Single-cell full-length transcriptome analysis unravels heterogeneous cell populations within human whole white adipose tissue

White adipose tissue (WAT) is a complex tissue comprised of both adipocytes and non-adipogenic cells. Single-cell (sc) RNA sequencing efforts to characterize the cellular composition of WAT and identify alterations impacting WAT metabolism have traditionally focused on the stromal vascular fraction (SVF), excluding adipocytes. Additionally, most scRNA-seq studies amplify from either the 3′ or 5′ end of the mRNA transcript, but not both. Technical limitations of these end-counting methods have forced scientists to prepare large numbers of input cells for these studies, which complicates sample prep and is unable to offer thorough insight into the transcriptome.

In their groundbreaking study published in iScience, Whytock et al. utilized full-length sc/single-nuclei (sn) RNA-seq chemistry to investigate the transcriptional composition of human whole WAT. With full-length analysis powered by our ICELL8 cx Single-Cell System, they identified three distinct adipocyte clusters and tracked adipocyte differentiation with pseudotime analysis in whole WAT. They also interrogated the non-adipogenic cell population from SVF, providing transcript-level insights missed with previous studies.

Single-nuclei (sn) RNA-seq enables a more comprehensive investigation of all cell types in human whole WAT

Although scRNA-seq technology has enabled high-throughput gene-expression profiling of non-adipocyte cells derived from WAT, most of these studies have been done on animal models or are biased by upstream fluorescence-activated cell sorting (FACS). Additionally, using only the SVF eliminates adipocytes from analysis as the enrichment step removes these cell types. These limitations are critical, because the characterization and comparison of the cellular compositions of SVF, adipocytes, and whole WAT from the same sample(s) is necessary to fully understand the factors impacting WAT metabolism. Unlike scRNA-seq, single nucleotide (sn) RNA-seq has proven capable of interrogating all cell types in WAT, which can facilitate a more comprehensive investigation of all cell types in human whole WAT. In their investigation, Whytock et al. utilized full-length snRNA-seq and scRNA-seq to profile all cell types together within the same tissue—the first such study to do so.

A new method for whole WAT transcriptional profiling based on SMART-Seq chemistry

To accurately interrogate different cell populations, Whytock et al. needed a highly sensitive RNA-seq chemistry capable of providing even gene body coverage.
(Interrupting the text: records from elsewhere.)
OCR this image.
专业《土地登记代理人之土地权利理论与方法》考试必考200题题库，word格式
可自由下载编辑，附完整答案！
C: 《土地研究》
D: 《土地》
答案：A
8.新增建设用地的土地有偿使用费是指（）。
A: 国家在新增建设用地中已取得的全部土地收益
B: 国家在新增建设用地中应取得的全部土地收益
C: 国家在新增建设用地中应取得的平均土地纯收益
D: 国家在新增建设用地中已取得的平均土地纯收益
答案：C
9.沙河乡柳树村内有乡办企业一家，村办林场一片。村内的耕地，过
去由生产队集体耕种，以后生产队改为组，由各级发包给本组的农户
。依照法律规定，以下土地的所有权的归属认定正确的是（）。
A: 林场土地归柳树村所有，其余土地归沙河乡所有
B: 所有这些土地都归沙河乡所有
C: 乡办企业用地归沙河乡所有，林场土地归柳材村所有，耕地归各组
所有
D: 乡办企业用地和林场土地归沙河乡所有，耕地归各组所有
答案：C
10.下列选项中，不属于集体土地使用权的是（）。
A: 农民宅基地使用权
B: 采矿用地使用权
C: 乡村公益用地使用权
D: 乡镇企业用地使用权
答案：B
Using our ICELL8 cx Single-Cell System, they prepared single nuclei from WAT and isolated adipocytes and single-cell suspensions from SVF for full-length transcriptome analysis powered by our SMART-Seq chemistry. SMART-Seq chemistry enables researchers to identify the highest number of genes for ultra-low input samples such as single cells, providing the sensitive solution Whytock and colleagues needed for their work.

Single-nuclei (sn) RNA-seq in whole WAT highlights adipocyte heterogeneity

Using our single-cell full-length RNA-seq solution, Whytock and colleagues were able to annotate the cells comprising human WAT. They identified three adipocyte clusters in human WAT, and further demonstrated that the observed heterogeneity wasn’t captured from isolated adipocytes. Furthermore, the enhanced gene body coverage enabled by SMART-Seq chemistry allowed the researchers to describe the differentiation trajectory of pre-adipocytes. Applying the same protocols on single-cell suspensions from SVF, they also characterized non-adipogenic cells. Importantly, the results from SVF were achieved with far fewer input cells than reported in existing studies.
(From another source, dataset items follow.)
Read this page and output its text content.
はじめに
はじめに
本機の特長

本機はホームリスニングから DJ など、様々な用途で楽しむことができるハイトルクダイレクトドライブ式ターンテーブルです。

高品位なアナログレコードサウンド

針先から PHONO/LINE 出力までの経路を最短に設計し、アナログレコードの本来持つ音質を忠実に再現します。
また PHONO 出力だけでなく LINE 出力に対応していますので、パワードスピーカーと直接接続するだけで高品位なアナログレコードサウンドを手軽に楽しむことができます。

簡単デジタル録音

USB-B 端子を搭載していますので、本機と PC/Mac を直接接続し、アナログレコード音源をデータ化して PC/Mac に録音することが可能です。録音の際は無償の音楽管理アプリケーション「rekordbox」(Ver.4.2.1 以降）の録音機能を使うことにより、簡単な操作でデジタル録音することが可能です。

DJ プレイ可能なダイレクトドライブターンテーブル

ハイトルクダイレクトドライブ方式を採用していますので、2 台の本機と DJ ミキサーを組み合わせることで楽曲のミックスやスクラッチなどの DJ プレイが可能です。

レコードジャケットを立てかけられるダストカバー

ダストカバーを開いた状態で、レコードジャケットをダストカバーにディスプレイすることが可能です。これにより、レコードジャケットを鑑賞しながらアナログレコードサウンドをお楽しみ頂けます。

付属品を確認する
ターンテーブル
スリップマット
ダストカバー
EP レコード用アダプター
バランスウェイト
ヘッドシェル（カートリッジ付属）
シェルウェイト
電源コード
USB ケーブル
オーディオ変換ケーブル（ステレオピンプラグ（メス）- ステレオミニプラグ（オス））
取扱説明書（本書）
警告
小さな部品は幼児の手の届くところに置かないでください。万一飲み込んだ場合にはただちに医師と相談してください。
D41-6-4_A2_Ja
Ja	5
Whytock and colleagues have demonstrated the power of full-length snRNA-seq to profile all cell types together within the same tissue. They identified distinct adipocyte clusters in human whole WAT and assessed the transcriptional profile of adipocyte differentiation through trajectory analysis of pre-adipocytes. They were also able to characterize non-adipogenic cells from SVF using relatively few input cells compared to existing studies on human SVF.

These groundbreaking results were made possible by the high sensitivity and superior gene body coverage achieved with SMART-Seq chemistry. We think that’s good science!

References

Whytock et al. Single cell full-length transcriptome of human subcutaneous adipose tissue reveals unique and heterogeneous cell populations. iScience 25, 8 (2022).